When an owner of a company transitions out of the business, it becomes vital that other key employees remain. As you prepare for retirement, make sure retention mechanics exist to keep others from following you. This includes employment agreements with non-compete clauses, stock ownership programs (whether real or synthetic), and other employee benefits and perks. Anything that retains, motivates, and incentivizes staff (even something as simple as gym membership reimbursement) helps ensure that the support team stays with the business.

  1. Remember death & disability

Even though you’re planning for retirement, you still need to be prepared for the “unplanned”. Be sure to create a backup plan should something happen to you before your ultimate strategy is realized (we’re talking about death or disability). A few ways to accomplish this include: developing a Continuity Agreement, utilizing an Advisory Board that can transition to a Board of Directors should the unthinkable happen, and creating a trust that could allow a younger family member to take over in the future when they’re ready.

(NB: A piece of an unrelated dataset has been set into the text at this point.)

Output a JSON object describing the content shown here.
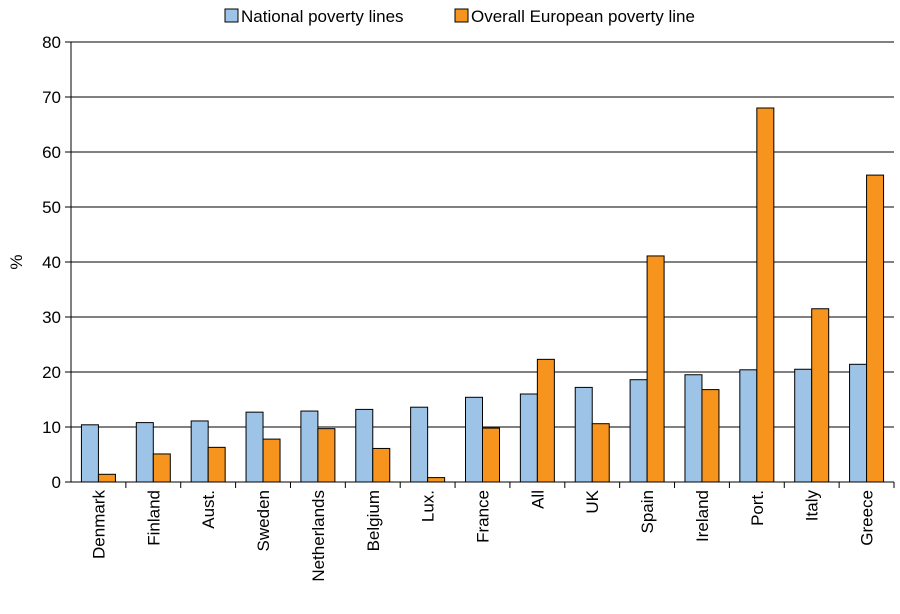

  1. Prepare your strategy

Now that you’ve started thinking through the different moving pieces, it’s time to prepare your succession strategy. While considering all your options, remember that one size doesn’t fit all. Meet with your financial planner, estate planner, attorney, and accountant to make sure that everything works together the way you’d like it to (e.g., tax consequences). Most importantly, your plan doesn’t have to be perfect today – it can and will (and probably should) change over time. Succession planning is an everyday business activity – not something you’re going to “set and forget”. As such, you should review it on at least an annual basis with your advisers and update it as necessary.

  1. Allow yourself enough time

Succession planning is an emotional process. You need to accept the fact that change is inevitable and recognize the need to plan… and realize that proper planning takes time. You’re not going to wake up one day and put the proper plan in place by 5pm, ready to exit tomorrow. Additionally, understand that no one has a crystal ball – things change; life happens. Your succession plan should be designed to be flexible so that it can evolve as your business evolves. Starting early and giving yourself enough time will allow you to do everything that needs to be done (e.g., grooming your successor) in order to successfully transition out of ownership. 


The goal of this planning is to inspire you to take action and grab control over the succession process now so that when the day comes, the results are optimal for you, your family, your staff, and of course, for your clients. When approached with discipline and intention, your succession plan will help you gracefully transition into retirement.